During the pandemic, this was used to retrace movements of sars-ncov-2-test-positive people, and to inform people they were in contact with they should self-quarantine. The funny thing was that the quarantine had a bunch of loopholes, and you don't have to carry your phone with you, and nobody would check up on you, and the airport was basically wide open until early this year, so the whole clamp-down was half-theatrical and we got the further legitimization of mass surveillance without even the potential upside.

(Now, In Israel, things have improved because of vaccination, not other reasons; but the government won't allow the Palestinians in the 1967-occupied territories, the ones without citizenship, to get vaccinated, so they're not faring that well.)


Sounds kinda like genocide eh?


It's pretty terrible, but there are gradations of abuse below genocide... also, technically, the Palestinians "didn't pay for it", although of course they are under occupation and would not have been able to pay for it etc.

Anyway, it's pretty bad.


EDIT: I am incorrect: TraceTogether is now using its own, non-anonymized technology[1]. Thanks detaro for correcting me. I'll still leave the comment because I'm interested in the ending question – This same damning article could have been written if TraceTogether had done everything right, so how do we effectively motivate governments to get everything right?

--------

It feels wrong to loop in the anonymized TraceTogether technology with other genuinely egregious privacy violations of the Singaporean government.

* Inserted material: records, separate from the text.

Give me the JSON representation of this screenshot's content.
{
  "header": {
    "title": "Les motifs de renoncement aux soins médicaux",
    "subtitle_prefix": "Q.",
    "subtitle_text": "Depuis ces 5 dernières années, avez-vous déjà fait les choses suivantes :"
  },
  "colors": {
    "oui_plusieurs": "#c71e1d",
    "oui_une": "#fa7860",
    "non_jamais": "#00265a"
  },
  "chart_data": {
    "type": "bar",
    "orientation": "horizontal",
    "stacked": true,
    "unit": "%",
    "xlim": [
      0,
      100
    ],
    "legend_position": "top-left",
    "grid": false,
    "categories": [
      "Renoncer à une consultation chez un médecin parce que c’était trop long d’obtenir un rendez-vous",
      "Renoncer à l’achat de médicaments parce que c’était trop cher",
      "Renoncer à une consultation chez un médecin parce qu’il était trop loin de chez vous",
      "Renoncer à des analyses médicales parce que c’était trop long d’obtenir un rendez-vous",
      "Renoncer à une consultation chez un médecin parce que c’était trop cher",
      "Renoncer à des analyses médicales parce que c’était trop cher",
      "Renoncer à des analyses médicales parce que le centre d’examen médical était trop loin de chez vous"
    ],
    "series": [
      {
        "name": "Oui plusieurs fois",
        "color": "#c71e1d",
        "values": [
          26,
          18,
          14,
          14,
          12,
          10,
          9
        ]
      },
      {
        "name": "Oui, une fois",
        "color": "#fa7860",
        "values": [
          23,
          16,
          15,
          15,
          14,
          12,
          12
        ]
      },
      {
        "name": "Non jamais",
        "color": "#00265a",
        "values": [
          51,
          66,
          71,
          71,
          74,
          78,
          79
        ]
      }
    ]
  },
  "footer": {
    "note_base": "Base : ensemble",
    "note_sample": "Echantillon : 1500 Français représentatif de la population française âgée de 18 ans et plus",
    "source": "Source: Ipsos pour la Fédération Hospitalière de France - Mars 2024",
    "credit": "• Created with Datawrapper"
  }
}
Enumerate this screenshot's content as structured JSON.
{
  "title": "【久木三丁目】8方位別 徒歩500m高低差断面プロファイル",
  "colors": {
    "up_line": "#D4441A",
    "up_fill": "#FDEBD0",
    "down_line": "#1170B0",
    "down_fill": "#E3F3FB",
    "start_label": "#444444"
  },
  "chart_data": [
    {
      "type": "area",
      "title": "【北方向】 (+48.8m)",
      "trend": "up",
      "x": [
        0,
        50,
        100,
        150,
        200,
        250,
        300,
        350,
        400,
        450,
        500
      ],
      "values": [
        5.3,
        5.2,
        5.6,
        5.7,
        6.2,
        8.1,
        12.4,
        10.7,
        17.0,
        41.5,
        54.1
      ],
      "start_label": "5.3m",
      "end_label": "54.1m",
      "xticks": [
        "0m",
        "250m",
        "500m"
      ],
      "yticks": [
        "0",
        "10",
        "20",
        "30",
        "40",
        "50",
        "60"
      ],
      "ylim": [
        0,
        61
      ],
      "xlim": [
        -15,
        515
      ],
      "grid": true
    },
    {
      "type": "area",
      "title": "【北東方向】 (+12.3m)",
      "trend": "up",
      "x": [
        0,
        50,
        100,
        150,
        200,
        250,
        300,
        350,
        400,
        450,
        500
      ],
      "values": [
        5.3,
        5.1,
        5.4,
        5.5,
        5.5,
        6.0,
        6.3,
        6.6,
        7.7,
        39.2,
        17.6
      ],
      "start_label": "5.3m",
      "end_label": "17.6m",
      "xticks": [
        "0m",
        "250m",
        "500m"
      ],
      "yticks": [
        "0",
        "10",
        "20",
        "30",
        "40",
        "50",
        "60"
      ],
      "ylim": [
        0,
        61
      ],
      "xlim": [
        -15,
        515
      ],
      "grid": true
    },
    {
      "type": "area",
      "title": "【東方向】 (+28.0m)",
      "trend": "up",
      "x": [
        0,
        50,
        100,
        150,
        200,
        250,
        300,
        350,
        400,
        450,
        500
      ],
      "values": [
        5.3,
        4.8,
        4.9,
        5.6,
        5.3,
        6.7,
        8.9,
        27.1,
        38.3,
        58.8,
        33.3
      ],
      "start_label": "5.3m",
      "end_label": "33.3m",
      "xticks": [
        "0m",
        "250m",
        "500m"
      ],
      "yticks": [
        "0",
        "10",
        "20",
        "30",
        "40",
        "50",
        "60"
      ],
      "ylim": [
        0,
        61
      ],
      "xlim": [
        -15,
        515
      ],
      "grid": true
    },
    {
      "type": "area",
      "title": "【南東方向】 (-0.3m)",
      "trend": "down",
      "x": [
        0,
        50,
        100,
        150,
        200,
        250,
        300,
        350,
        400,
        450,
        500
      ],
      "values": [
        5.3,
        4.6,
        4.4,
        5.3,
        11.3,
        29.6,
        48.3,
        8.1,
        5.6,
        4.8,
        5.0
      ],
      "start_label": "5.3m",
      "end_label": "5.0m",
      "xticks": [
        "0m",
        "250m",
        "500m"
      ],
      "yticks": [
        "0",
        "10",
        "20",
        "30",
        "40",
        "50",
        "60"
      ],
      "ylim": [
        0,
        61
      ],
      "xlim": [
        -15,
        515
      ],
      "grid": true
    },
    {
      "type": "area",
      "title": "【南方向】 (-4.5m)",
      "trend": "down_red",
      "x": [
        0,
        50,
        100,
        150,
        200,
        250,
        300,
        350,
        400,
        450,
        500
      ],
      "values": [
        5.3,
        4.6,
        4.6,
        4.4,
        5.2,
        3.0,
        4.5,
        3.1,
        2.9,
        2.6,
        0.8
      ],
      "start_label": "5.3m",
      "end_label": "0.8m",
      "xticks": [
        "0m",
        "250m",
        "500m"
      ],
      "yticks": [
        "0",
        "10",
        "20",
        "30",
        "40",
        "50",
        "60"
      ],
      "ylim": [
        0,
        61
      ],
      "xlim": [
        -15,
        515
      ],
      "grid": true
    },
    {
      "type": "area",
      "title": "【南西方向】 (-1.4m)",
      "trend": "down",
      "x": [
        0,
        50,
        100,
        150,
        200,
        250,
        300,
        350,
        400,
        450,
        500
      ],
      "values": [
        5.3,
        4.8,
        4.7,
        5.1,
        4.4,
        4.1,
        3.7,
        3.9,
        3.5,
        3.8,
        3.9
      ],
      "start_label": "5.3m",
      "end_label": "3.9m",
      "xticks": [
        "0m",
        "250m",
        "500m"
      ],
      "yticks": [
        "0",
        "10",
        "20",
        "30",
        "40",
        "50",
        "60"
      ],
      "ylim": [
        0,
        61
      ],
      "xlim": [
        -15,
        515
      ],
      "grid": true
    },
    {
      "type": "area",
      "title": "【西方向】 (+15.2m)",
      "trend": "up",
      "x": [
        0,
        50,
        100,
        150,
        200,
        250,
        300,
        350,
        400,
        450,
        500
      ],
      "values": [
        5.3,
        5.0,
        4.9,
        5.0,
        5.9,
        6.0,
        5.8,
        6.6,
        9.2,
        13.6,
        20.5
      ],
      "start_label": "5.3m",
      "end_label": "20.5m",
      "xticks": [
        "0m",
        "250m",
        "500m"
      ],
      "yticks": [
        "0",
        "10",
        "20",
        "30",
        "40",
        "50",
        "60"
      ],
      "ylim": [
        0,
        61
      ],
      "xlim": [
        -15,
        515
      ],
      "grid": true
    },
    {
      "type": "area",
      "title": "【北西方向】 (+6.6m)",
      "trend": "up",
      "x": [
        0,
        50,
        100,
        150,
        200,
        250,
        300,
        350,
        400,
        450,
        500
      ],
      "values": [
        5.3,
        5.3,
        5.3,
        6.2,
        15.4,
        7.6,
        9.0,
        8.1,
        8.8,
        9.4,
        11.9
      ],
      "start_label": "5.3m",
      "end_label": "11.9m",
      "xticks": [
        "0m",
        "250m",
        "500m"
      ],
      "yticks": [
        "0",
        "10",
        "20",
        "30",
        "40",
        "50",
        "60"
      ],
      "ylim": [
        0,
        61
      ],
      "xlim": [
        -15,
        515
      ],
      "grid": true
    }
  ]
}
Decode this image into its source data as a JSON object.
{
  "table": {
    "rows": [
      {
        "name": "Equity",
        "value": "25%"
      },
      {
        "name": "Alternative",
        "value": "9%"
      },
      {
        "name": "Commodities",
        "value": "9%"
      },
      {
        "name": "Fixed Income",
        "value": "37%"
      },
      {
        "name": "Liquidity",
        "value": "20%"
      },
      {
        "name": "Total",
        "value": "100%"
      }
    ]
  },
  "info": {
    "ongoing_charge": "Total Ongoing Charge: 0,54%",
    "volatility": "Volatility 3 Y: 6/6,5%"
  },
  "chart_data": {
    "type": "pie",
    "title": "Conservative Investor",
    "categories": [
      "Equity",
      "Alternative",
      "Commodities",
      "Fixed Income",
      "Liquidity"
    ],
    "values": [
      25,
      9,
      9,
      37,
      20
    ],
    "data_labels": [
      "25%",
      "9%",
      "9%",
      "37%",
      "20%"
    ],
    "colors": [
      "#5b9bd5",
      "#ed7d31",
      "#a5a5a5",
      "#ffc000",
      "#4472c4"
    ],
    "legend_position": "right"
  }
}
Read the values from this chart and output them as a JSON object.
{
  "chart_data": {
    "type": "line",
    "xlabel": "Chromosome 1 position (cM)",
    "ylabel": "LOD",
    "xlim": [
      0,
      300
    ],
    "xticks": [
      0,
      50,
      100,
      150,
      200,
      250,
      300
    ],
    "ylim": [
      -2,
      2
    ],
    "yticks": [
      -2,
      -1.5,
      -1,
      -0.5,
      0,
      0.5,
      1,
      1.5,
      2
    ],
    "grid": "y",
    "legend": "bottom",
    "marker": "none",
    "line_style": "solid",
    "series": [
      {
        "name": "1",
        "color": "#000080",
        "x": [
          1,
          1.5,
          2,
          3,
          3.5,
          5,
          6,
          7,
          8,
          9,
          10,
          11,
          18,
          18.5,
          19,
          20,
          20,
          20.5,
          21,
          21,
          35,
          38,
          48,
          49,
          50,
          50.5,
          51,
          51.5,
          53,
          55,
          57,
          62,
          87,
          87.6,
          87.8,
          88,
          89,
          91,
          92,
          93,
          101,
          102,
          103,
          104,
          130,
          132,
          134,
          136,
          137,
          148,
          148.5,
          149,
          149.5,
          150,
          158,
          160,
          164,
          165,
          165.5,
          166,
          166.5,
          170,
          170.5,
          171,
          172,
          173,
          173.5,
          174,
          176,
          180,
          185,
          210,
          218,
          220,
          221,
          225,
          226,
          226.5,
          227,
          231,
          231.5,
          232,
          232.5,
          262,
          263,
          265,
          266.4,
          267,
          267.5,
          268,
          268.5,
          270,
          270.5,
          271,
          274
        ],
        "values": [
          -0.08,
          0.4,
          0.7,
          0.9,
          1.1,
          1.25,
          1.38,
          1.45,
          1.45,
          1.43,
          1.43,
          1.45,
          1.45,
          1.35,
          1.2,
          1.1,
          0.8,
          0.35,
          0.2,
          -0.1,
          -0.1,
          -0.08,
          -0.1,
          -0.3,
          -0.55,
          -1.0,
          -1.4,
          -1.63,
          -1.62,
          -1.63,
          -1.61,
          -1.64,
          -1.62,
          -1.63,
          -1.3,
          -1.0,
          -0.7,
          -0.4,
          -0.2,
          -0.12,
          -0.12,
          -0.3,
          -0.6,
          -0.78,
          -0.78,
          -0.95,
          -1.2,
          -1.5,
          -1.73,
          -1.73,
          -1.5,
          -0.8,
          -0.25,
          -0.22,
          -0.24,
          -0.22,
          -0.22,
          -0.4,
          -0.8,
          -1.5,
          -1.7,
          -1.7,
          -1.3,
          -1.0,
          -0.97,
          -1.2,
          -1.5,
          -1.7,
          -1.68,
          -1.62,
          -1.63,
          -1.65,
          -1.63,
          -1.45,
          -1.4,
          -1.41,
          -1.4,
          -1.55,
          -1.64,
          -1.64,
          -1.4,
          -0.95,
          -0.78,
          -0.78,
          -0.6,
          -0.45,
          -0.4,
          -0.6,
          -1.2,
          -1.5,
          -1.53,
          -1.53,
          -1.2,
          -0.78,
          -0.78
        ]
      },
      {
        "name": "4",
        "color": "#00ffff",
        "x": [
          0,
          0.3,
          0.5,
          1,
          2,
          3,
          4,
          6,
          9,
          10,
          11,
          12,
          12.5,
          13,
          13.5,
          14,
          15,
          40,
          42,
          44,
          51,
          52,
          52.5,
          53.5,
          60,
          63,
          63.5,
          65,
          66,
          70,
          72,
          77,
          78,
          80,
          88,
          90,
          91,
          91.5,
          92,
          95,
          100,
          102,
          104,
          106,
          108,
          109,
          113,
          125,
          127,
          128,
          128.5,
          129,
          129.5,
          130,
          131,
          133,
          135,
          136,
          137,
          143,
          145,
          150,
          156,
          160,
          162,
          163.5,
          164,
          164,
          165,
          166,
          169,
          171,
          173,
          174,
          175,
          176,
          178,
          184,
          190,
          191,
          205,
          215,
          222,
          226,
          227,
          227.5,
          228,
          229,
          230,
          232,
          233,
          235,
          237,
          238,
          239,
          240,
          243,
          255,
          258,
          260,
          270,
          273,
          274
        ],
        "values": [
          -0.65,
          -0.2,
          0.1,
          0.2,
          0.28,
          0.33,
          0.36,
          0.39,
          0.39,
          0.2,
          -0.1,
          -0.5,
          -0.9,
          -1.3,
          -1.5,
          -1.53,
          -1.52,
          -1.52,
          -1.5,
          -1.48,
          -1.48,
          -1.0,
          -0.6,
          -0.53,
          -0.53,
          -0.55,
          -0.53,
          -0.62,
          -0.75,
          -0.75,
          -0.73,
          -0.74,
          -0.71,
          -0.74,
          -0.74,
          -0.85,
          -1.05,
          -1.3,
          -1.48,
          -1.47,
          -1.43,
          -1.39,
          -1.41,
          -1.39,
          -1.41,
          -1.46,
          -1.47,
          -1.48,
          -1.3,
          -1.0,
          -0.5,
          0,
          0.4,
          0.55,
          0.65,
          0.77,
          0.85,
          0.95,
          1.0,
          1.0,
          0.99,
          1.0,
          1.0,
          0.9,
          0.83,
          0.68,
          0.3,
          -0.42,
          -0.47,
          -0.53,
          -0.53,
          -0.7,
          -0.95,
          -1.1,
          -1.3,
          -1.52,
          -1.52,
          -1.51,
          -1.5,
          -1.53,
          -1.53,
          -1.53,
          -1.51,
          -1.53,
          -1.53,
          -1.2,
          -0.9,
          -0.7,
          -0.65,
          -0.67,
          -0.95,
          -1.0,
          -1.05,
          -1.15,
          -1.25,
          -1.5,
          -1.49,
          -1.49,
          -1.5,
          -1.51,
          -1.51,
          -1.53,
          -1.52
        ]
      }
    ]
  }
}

The Android/Apple exposure notifications API[0] rolled out in the early days of the pandemic is a pretty solid example IMO of handling privacy correctly. The protocol generates you a new anonymous ID every 20 minutes and locally remembers the last ~30 days of ids. Through BTLE, it collects the anonymous ids of other phones that it's within range of (and for how long), and remembers them locally for ~30 days. When someone voluntarily self-reports as COVID-positive, the API broadcasts the list anonymous ids used during their likely contagious period, allowing other phones to locally recognize if they've been exposed, and for how long.

It's hard to imagine a more private version of this with any amount of usefulness. Unless I'm missing something (which I may well be!), the privacy loss the article refers can only happen if:

1. The police can legally and physically confiscate and unlock your phone

2. The police can legally and physically confiscate and unlock the phone of the person they suspect you of being/not being within 20 feet of

3. It was less than a month ago

4. There were no other eyewitnesses or evidence of the contact

The first one, of course, also gives them access to plenty of other data we think of as private.

Because this scenario exists, you can definitely make an argument that phones are a little less private with TraceTogether than without. But with the rarity and narrowness of the breach, I have a hard time putting it even remotely close to the other pieces of the article, describing 24/7 security cameras and exposing confidential lawyer correspondences.

The article concludes:

> What’s less considered is the sheer volume of data, and the variety of types of data that the state is collecting, allowing it to piece together people’s lives with much more detail than we might realise.

...and, well, I completely agree. That's exactly the context the article seems to lack.

It's also a broader problem: How do we effectively define and communicate a right to privacy when the volume is what's so important?

[0] https://www.google.com/covid19/exposurenotifications/

[1] https://www.straitstimes.com/singapore/apple-google-contact-...


I thought Singapore explicitly rejected using the Google/Apple APIs, instead using its own tracking system that is more invasive?


Yikes. You're right. Added an edit to the top.